Logikanya, kalau jumlah hutan sudah berkurang dimuka bumi ini, apa yang akan terjadi? Jelas, selain akan mengakibatkan bencana seperti, banjir dan longsor juga secara tidak langsung akan membuat bumi semakin panas, karena hutan sebagai paru-paru bumi sudah mulai diamputasi dalam jumlah yang akut.
Studi terbaru yang dilakukan sejumlah ahli dari University of New South Wales, Australia, yang dilansir Selasa 10 Mei 2010, menjelaskan bahwa dalam kurun waktu kurang dari tiga abad, separuh dari planet bumi terlalu panas untuk dihuni.
Nah, coba anda bayangkan itu? Dalam kurun waktu yang begitu adanya, kita akan mewariskan hasil yang kita buat ini, yang sering merusak lingkungan dan hutan kita itu pada anak, cucu dan cicit kita nantinya. Bukankah kita sungguh berdosa? Bisa jadi kita masuk api neraka, karena dengan sendirinya kita menjadi orang-orang yang mengiyakan anak-cucu-cicit kita akan terpanggang oleh panasnya bumi.
Anda bayangkan saja, jumlah penduduk dari tahun ke tahun selalu bertambah, tidak pernah berkurang. Otomatis dengan jumlah geografis separuh yang tidak bisa ditempati, akan mungkin hukum rimba menjadi perhelatan sehari-hari. Akan lahirlah homo homini lupus (manusia menjadi serigala bagi sesamanya) dalam memperebutkan separuh lagi geografis bumi yang bisa ditempati tadi.
Ini karena apa terjadi? Anda bayangkan saja, begitu menjamurnya mal-mal yang memiliki efek rumah kaca, emisi gas dari kendaraan bermotor, serta pembakaran hutan atas nama pembangunan dan kesengajaan seperti yang diatas tadi, semakin membuat temperatur bumi ini akan menjadi lautan api yang membara.

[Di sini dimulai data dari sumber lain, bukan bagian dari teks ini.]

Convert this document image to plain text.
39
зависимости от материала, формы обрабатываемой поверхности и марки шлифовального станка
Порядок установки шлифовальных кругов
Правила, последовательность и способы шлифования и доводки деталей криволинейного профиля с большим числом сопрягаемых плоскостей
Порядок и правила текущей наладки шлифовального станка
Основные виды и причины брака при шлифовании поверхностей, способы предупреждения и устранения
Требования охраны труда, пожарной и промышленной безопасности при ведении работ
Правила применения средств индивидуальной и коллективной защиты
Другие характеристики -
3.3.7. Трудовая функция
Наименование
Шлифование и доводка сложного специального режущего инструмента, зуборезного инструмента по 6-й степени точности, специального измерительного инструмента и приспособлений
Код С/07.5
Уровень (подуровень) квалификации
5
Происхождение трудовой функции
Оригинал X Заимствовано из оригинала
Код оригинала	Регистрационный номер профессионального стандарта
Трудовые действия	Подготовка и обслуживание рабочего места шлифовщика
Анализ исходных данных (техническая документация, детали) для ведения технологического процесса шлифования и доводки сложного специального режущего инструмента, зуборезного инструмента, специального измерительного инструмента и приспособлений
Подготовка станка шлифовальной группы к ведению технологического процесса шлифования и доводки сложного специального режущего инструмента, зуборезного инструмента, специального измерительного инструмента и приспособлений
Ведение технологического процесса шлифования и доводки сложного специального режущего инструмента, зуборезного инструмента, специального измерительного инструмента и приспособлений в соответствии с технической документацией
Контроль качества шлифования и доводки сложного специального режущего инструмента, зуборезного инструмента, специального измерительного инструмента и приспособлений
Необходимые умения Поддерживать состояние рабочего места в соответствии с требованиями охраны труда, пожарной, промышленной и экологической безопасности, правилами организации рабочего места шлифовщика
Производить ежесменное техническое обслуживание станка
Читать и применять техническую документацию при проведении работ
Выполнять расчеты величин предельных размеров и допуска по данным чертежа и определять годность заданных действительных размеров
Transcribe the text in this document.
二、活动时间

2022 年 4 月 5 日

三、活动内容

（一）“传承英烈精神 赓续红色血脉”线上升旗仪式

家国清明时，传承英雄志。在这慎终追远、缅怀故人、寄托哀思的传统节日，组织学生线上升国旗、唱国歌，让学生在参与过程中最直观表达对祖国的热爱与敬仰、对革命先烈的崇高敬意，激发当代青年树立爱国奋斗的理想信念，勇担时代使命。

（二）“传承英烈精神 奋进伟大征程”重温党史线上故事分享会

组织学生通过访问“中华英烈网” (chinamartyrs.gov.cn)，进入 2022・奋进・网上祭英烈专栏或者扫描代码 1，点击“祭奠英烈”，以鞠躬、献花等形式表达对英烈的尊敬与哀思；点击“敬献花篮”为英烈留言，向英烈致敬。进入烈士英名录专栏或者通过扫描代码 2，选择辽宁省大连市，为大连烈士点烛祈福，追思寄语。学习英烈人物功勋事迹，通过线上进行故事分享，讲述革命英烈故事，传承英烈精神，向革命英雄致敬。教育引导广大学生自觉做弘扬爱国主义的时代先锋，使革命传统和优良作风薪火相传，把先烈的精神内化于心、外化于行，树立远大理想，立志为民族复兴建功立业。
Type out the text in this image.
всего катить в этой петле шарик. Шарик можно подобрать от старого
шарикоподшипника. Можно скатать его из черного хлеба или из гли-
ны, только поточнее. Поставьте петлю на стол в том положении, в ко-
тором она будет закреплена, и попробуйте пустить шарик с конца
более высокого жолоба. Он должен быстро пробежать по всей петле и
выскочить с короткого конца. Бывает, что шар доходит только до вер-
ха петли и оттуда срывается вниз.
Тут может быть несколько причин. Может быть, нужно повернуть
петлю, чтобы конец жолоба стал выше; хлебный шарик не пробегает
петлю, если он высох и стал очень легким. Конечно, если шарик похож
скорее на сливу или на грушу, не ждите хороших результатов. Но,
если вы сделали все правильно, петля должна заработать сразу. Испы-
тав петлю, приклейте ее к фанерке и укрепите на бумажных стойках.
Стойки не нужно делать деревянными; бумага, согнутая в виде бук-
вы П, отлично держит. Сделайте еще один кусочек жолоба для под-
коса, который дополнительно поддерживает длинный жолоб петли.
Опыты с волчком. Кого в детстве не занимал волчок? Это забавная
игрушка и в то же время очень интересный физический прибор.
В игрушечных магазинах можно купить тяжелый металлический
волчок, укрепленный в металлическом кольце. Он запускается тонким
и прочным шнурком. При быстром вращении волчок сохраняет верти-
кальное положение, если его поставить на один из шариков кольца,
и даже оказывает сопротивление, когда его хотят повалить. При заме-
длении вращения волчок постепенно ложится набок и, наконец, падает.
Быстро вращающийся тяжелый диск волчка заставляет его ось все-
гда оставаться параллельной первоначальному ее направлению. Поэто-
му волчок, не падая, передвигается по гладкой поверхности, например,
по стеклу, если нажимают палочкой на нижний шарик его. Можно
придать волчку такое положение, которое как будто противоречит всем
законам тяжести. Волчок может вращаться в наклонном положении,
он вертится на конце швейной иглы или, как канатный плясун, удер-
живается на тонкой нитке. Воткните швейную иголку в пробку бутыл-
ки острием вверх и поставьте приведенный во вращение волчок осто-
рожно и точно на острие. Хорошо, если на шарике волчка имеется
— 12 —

Coba lihat belakangan hari ini, terutama di Medan, cuaca di Medan membara bahkan sampai menembus 35 derajat celcius (Analisa, 22 Maret 2016). Saya sendiri, merasakan hal ini. Ketika tidur, saya merasakan begitu panasnya cuaca ini, padahal saya sudah membuka jendela saya lebar-lebar, demikian pula ketika saya mandi, keringat masih mengucur deras layaknya kita bekerja di ladang. Anda bayangkan saja, ketika mandi pun kita berkeringat, konon lagi para petani yang bekerja di sawah, entah, saya tidak tahulah berapa liter keringat yang mereka habiskan.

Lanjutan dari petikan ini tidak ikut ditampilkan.